Modami, seeking damages in excess of $100,000, denies the claims.
“Neither the Phillies or Ruben has been served with the complaint yet so we’re not in a position to comment,” Phillies spokesperson Bonnie Clark said in an email. “Additionally, it is the club’s practice to not comment on pending litigation.”
Modami and the Nationals didn’t immediately return requests for comment Tuesday.
Following Modami’s conversation with Werth, Dodgers general manager Ned Colletti informed Modami he would not be hired by the team.
So, the suit details, Modami spoke with Davey Lopes, the former Nationals and Phillies first-base coach now with the Dodgers. Lopes relayed a similar story: Amaro told Colletti the batting practice pitcher was terminated for the same reasons he told Rizzo.
“Moreover, Ethier later informed Plaintiff Modami that Colletti had also told him that Plaintiff Modami was not offered a position because Colletti had heard ‘nothing but bad things from the people in Philly,’” the lawsuit said, “and that the Dodgers ‘cannot afford to have someone like that around.’”
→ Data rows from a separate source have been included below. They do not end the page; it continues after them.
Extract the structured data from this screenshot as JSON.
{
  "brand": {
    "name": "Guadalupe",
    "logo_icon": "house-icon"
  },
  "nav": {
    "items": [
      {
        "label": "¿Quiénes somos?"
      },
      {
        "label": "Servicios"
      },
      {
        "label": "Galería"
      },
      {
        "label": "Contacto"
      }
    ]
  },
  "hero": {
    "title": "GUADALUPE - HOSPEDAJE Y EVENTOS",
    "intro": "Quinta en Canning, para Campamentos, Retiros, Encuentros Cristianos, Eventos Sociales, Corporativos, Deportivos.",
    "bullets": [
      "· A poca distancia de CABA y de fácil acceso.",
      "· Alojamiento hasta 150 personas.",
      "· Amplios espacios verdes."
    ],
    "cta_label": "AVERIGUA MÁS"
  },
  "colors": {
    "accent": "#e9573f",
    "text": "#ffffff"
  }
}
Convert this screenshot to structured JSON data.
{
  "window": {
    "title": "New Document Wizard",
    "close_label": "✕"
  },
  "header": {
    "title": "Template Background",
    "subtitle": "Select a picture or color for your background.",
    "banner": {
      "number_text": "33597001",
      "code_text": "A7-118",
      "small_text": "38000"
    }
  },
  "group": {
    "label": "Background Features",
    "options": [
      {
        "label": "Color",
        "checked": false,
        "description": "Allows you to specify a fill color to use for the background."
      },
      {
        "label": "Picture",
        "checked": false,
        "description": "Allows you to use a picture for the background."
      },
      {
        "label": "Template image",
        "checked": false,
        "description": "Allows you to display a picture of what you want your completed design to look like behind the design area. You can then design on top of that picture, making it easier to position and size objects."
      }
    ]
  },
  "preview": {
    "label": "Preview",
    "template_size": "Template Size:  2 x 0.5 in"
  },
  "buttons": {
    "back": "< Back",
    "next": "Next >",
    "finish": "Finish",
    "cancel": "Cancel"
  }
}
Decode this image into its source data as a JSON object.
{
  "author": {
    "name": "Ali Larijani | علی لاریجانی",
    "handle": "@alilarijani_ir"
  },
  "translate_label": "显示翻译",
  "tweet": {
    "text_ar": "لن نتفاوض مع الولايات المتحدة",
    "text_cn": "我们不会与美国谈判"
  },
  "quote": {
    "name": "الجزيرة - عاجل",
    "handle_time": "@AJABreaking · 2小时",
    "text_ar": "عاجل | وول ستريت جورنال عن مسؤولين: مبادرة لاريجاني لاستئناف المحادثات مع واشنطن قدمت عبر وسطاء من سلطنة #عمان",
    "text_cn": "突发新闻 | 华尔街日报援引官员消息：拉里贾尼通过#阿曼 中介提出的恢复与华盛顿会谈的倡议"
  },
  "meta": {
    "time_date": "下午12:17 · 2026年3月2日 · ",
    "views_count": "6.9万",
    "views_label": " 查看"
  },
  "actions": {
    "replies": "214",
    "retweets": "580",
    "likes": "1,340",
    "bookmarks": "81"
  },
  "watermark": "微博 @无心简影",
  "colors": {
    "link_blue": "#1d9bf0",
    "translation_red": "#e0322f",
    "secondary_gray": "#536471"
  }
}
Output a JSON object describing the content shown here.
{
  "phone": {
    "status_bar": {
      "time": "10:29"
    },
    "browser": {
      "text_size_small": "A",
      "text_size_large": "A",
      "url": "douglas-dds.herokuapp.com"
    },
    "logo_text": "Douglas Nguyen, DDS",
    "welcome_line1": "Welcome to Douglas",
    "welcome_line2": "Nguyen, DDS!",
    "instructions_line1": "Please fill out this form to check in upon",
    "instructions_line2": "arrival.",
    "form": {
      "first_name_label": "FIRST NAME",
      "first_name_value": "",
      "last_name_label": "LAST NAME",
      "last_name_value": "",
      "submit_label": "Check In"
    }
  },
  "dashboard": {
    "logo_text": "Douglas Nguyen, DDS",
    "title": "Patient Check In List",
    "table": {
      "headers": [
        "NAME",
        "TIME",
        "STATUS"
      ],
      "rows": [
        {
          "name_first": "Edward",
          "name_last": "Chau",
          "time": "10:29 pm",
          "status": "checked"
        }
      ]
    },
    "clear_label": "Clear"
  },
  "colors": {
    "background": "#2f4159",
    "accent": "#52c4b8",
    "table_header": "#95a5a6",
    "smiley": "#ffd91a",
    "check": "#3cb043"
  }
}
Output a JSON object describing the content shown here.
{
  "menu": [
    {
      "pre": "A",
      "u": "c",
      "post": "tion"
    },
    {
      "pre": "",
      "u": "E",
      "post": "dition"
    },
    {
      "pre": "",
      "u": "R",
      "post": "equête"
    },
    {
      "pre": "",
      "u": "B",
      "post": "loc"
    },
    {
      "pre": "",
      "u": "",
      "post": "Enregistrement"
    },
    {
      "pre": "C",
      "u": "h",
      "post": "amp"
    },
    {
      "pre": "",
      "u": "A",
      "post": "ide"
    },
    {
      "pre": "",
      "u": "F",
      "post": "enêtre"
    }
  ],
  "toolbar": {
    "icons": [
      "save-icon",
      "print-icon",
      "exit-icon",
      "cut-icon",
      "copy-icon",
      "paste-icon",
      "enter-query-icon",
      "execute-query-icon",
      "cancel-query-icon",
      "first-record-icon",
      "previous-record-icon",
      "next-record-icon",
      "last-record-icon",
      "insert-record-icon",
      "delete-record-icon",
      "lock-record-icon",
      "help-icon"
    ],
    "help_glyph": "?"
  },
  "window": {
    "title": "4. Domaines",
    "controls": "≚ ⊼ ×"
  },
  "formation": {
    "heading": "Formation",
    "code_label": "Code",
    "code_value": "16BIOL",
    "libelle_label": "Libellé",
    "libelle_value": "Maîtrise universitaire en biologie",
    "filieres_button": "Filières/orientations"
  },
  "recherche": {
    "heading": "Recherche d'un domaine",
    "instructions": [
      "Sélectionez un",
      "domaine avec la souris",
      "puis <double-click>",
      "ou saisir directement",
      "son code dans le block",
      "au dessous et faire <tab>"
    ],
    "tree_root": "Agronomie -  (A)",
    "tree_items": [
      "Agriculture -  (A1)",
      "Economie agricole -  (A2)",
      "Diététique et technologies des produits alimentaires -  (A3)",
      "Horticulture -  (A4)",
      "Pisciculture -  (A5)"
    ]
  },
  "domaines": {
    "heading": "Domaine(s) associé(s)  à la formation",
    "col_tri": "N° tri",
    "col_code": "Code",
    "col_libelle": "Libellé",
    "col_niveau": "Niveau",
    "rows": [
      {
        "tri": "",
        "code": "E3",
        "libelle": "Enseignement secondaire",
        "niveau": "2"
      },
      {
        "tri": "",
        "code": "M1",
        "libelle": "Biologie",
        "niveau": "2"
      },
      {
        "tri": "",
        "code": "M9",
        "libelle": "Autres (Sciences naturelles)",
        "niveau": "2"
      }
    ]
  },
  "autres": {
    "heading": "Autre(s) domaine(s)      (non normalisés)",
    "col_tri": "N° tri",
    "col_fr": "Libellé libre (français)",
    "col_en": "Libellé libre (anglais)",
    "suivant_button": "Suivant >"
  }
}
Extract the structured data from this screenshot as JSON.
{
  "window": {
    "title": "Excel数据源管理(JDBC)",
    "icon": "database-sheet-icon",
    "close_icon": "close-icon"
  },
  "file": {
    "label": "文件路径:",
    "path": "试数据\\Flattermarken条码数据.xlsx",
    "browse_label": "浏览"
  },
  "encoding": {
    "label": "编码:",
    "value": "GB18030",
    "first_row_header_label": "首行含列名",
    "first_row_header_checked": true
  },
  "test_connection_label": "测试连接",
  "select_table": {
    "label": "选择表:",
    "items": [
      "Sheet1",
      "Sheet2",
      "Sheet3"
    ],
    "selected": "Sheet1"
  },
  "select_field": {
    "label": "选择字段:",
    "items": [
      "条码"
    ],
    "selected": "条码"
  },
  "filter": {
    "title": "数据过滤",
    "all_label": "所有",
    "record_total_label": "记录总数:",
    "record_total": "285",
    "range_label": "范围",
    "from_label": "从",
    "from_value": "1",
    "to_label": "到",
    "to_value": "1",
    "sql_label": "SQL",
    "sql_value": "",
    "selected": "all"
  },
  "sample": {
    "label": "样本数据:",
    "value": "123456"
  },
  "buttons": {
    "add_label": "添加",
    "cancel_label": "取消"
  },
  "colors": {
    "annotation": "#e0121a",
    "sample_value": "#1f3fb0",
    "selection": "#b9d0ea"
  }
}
Despite Amaro’s alleged comments, the Nationals hired Modami for the 2012 season and he became a popular figure in the clubhouse.
The suit claims, among other things, the purported comments caused Modami “humiliation, embarrassment, loss of self-esteem, difficulty in obtaining gainful employment … [and] loss of future earning power.”
The 32-year-old Modami spent two seasons with independent league teams after playing collegiately at Scottsdale Community College and Oklahoma State. He resides in Scottsdale, Ariz.
The lawsuit was first reported by the Philadelphia Daily News.